Especially about his own creative gifts, Forster was calmly unreverential, a spirit that his biographer might have aspired to more often. “I am quite sure I am not a great novelist. Because I have only got down on to paper really three types of people,” he said in an interview:
the person I think I am, the people who irritate me and the people I would like to be. When you get to the really great writers, like Tolstoy, you find they can get hold of all types. But most novelists, including myself, are much more constricted in their imagination and their sympathy. I do not get down very much.
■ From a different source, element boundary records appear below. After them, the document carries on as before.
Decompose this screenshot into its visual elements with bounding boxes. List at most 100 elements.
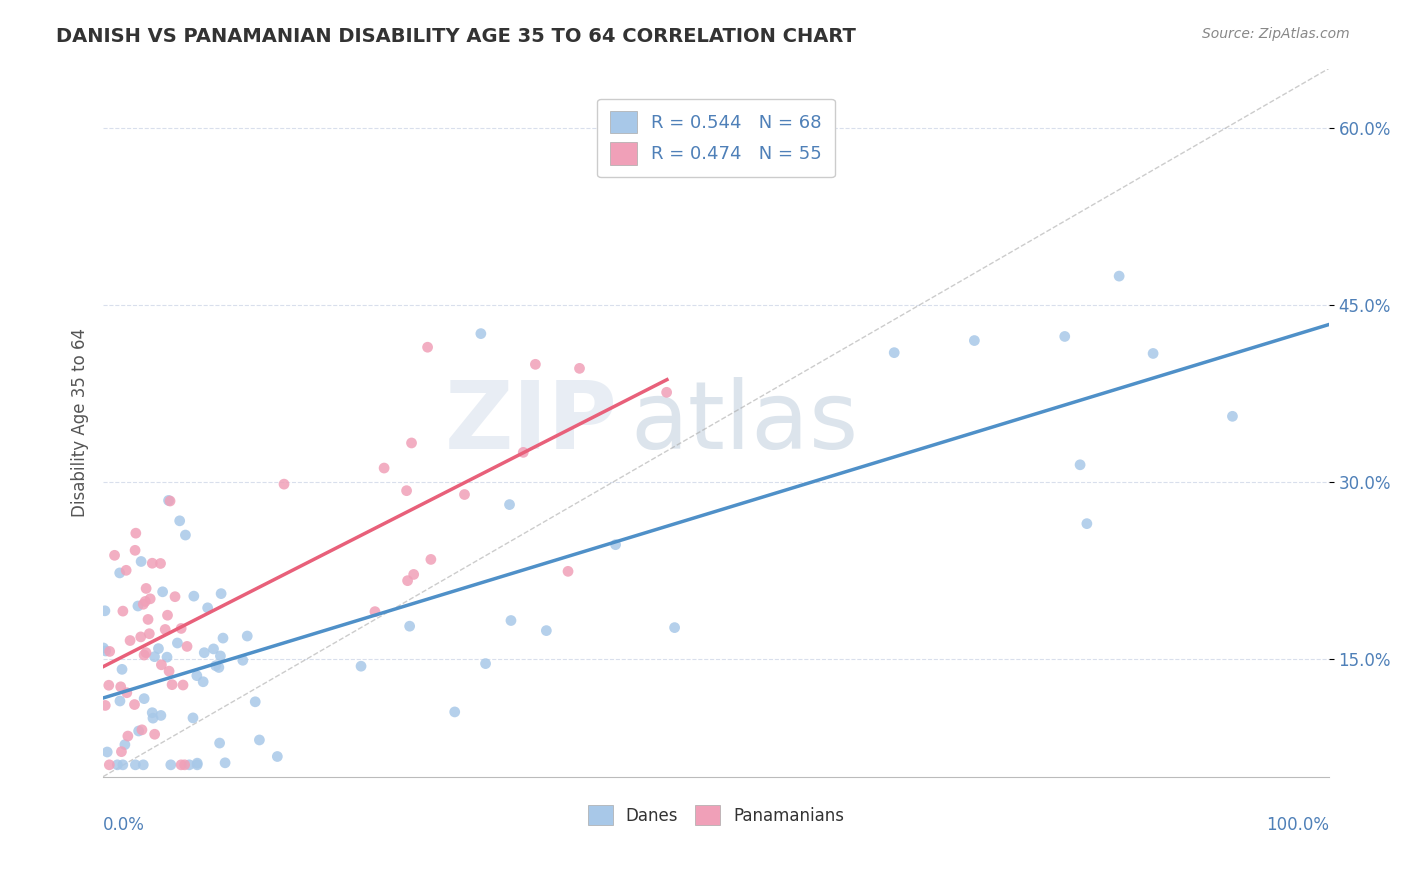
Point xyxy=(156,608,179,623)
Point xyxy=(138,626,160,640)
Point xyxy=(143,649,166,664)
Point xyxy=(524,357,547,371)
Point xyxy=(174,528,197,542)
Point xyxy=(179,757,201,772)
Y-axis label: Disability Age 35 to 64: Disability Age 35 to 64 xyxy=(72,328,89,517)
Point xyxy=(664,621,686,635)
Point xyxy=(245,695,267,709)
Point xyxy=(141,706,163,720)
Point xyxy=(402,567,425,582)
Point xyxy=(183,589,205,603)
Point xyxy=(173,757,195,772)
Point xyxy=(103,549,125,563)
Point xyxy=(132,648,155,662)
Legend: Danes, Panamanians: Danes, Panamanians xyxy=(581,798,851,832)
Point xyxy=(208,660,231,674)
Point xyxy=(364,605,387,619)
Point xyxy=(655,385,678,400)
Point xyxy=(512,445,534,459)
Point xyxy=(172,678,194,692)
Point xyxy=(1053,329,1076,343)
Point xyxy=(132,757,155,772)
Point xyxy=(568,361,591,376)
Text: 0.0%: 0.0% xyxy=(103,815,145,833)
Point xyxy=(181,711,204,725)
Point xyxy=(149,557,172,571)
Point xyxy=(197,600,219,615)
Point xyxy=(193,646,215,660)
Point xyxy=(105,757,128,772)
Point xyxy=(143,727,166,741)
Point xyxy=(249,733,271,747)
Point xyxy=(470,326,492,341)
Point xyxy=(396,574,419,588)
Text: ZIP: ZIP xyxy=(446,376,617,468)
Point xyxy=(557,565,579,579)
Point xyxy=(398,619,420,633)
Point xyxy=(1076,516,1098,531)
Point xyxy=(134,594,156,608)
Point xyxy=(1222,409,1244,424)
Point xyxy=(350,659,373,673)
Point xyxy=(111,757,134,772)
Point xyxy=(157,664,180,678)
Point xyxy=(111,662,134,676)
Point xyxy=(115,686,138,700)
Point xyxy=(416,340,439,354)
Point xyxy=(453,487,475,501)
Point xyxy=(212,631,235,645)
Text: 100.0%: 100.0% xyxy=(1265,815,1329,833)
Point xyxy=(1142,346,1164,360)
Point xyxy=(111,604,134,618)
Point xyxy=(97,678,120,692)
Point xyxy=(1069,458,1091,472)
Point xyxy=(266,749,288,764)
Point xyxy=(499,614,522,628)
Point xyxy=(136,612,159,626)
Point xyxy=(236,629,259,643)
Point xyxy=(98,644,121,658)
Point xyxy=(120,633,142,648)
Point xyxy=(166,636,188,650)
Point xyxy=(186,757,208,772)
Point xyxy=(232,653,254,667)
Point xyxy=(498,498,520,512)
Point xyxy=(373,461,395,475)
Point xyxy=(148,641,170,656)
Point xyxy=(186,756,208,771)
Point xyxy=(139,591,162,606)
Point xyxy=(149,708,172,723)
Point xyxy=(129,554,152,568)
Point xyxy=(443,705,465,719)
Point xyxy=(114,738,136,752)
Point xyxy=(124,757,146,772)
Point xyxy=(153,623,176,637)
Point xyxy=(131,723,153,737)
Point xyxy=(401,436,423,450)
Point xyxy=(605,538,627,552)
Point xyxy=(159,494,181,508)
Point xyxy=(110,745,132,759)
Point xyxy=(186,668,208,682)
Point xyxy=(474,657,496,671)
Point xyxy=(1108,269,1130,284)
Point xyxy=(202,641,225,656)
Point xyxy=(214,756,236,770)
Point xyxy=(157,493,180,508)
Point xyxy=(176,640,198,654)
Point xyxy=(96,745,118,759)
Point xyxy=(536,624,558,638)
Point xyxy=(160,678,183,692)
Point xyxy=(209,586,232,600)
Point xyxy=(883,345,905,359)
Point xyxy=(141,556,163,570)
Point xyxy=(127,599,149,613)
Point xyxy=(169,514,191,528)
Point xyxy=(159,757,181,772)
Point xyxy=(93,640,115,655)
Point xyxy=(170,757,193,772)
Point xyxy=(108,694,131,708)
Point xyxy=(150,657,173,672)
Point xyxy=(209,648,232,663)
Point xyxy=(395,483,418,498)
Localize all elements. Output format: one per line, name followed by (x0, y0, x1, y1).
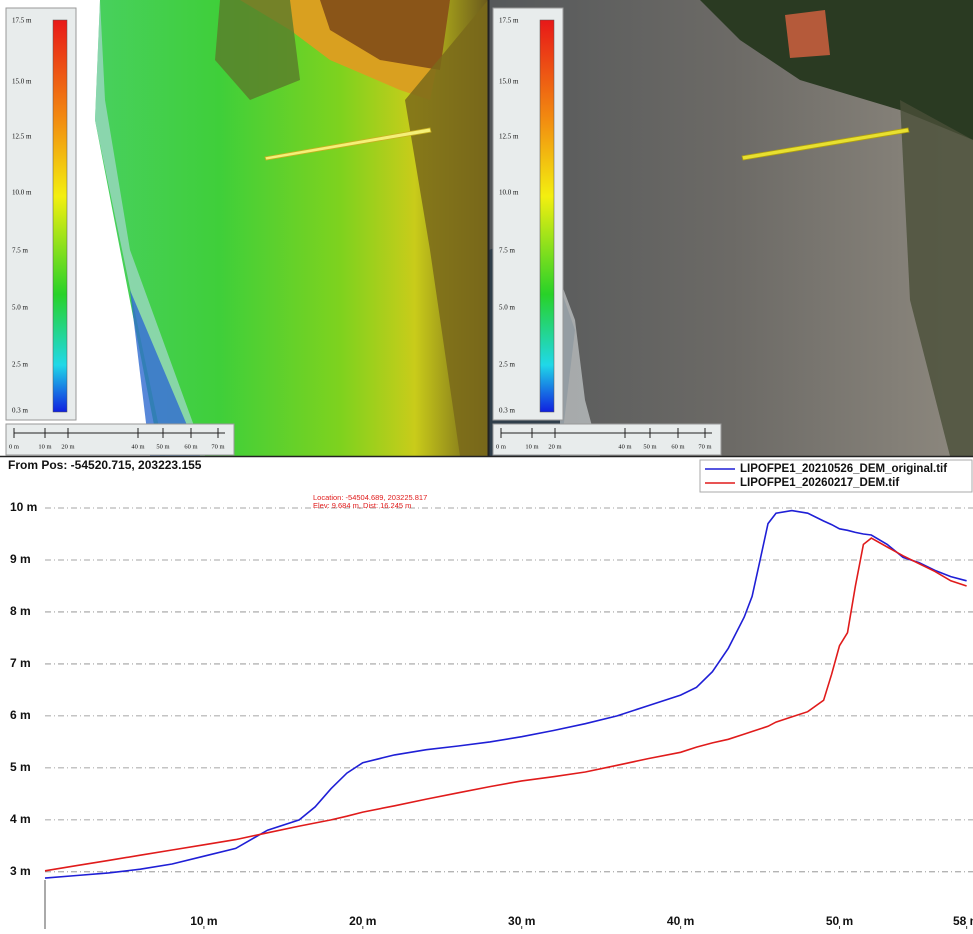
profile-chart: From Pos: -54520.715, 203223.155 3 m 4 m 5 … (8, 458, 973, 929)
scale-label: 10 m (525, 443, 538, 450)
legend-label: LIPOFPE1_20210526_DEM_original.tif (740, 463, 947, 475)
scale-label: 60 m (184, 443, 197, 450)
colorbar-label: 10.0 m (12, 189, 32, 197)
y-tick-label: 4 m (10, 812, 31, 826)
x-tick-label: 40 m (667, 914, 694, 928)
colorbar-label: 15.0 m (499, 78, 519, 86)
y-tick-label: 7 m (10, 656, 31, 670)
x-tick-label: 50 m (826, 914, 853, 928)
x-tick-label: 10 m (190, 914, 217, 928)
colorbar-label: 5.0 m (12, 304, 29, 312)
scale-label: 40 m (618, 443, 631, 450)
colorbar (540, 20, 554, 412)
colorbar-label: 17.5 m (499, 17, 519, 25)
profile-line (45, 511, 967, 878)
y-tick-label: 10 m (10, 500, 37, 514)
colorbar-label: 2.5 m (499, 361, 516, 369)
scale-label: 10 m (38, 443, 51, 450)
colorbar-label: 15.0 m (12, 78, 32, 86)
scale-label: 0 m (496, 443, 506, 450)
annotation: Elev: 9.684 m, Dist: 16.245 m (313, 501, 411, 510)
colorbar-label: 12.5 m (12, 133, 32, 141)
x-tick-label: 58 m (953, 914, 973, 928)
colorbar-label: 7.5 m (12, 247, 29, 255)
colorbar-label: 12.5 m (499, 133, 519, 141)
scale-label: 50 m (156, 443, 169, 450)
scale-label: 70 m (698, 443, 711, 450)
scale-label: 20 m (548, 443, 561, 450)
colorbar (53, 20, 67, 412)
colorbar-label: 2.5 m (12, 361, 29, 369)
colorbar-label: 17.5 m (12, 17, 32, 25)
y-tick-label: 6 m (10, 708, 31, 722)
x-tick-label: 20 m (349, 914, 376, 928)
scale-label: 20 m (61, 443, 74, 450)
x-tick-label: 30 m (508, 914, 535, 928)
colorbar-label: 0.3 m (499, 407, 516, 415)
y-tick-label: 5 m (10, 760, 31, 774)
screen: 17.5 m 15.0 m 12.5 m 10.0 m 7.5 m 5.0 m 2.5 m 0… (0, 0, 973, 929)
colorbar-label: 5.0 m (499, 304, 516, 312)
chart-title: From Pos: -54520.715, 203223.155 (8, 458, 202, 472)
scale-label: 0 m (9, 443, 19, 450)
y-tick-label: 9 m (10, 552, 31, 566)
scale-label: 70 m (211, 443, 224, 450)
scale-label: 60 m (671, 443, 684, 450)
legend-label: LIPOFPE1_20260217_DEM.tif (740, 477, 899, 489)
scale-label: 40 m (131, 443, 144, 450)
colorbar-label: 0.3 m (12, 407, 29, 415)
y-tick-label: 3 m (10, 864, 31, 878)
scale-label: 50 m (643, 443, 656, 450)
y-tick-label: 8 m (10, 604, 31, 618)
colorbar-label: 10.0 m (499, 189, 519, 197)
profile-line (45, 538, 967, 871)
colorbar-label: 7.5 m (499, 247, 516, 255)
Forster was too hard on himself. His great gift was to see that all three kinds of people usually cohabit in a single person. Self-knowledge, self-hate and the salve for both, the hope of self-transformation (in which the unillusioned Forster put only very modest and unmilitant faith for himself, but more for his characters) make the “self” a radically shifting and multifarious thing.
Adamant agents of disclosure and agents of reticence rarely appreciate such a full picture. The exposers are blinkered because their confidence in revelation leads them to attempt a static total picture. The concealers stand in the way of scrutiny because they are convinced no total picture is possible. Both have a stake in overlooking the obvious fact that some pictures are fuller than others. And part of what makes one literary biography better than another is a biographer's recognition that the problem of certainty, of total truth, won't be solved at the end of the endeavor but shouldn't be the reason not to begin. “Though A is not unchangeably A or B unchangeably B,” as Forster commented about the elusive nature of a “Person” in “What I Believe,” “there can still be love and loyalty between the two.” Why not let A stand for artist and B for biographer? Bs don't have to love their As, or pretend that they do. But they can't be loyal even to themselves unless, while seeing their blindness, they have faith in feeling their way toward clarity, which as Forster knew is rarely the same as simplicity.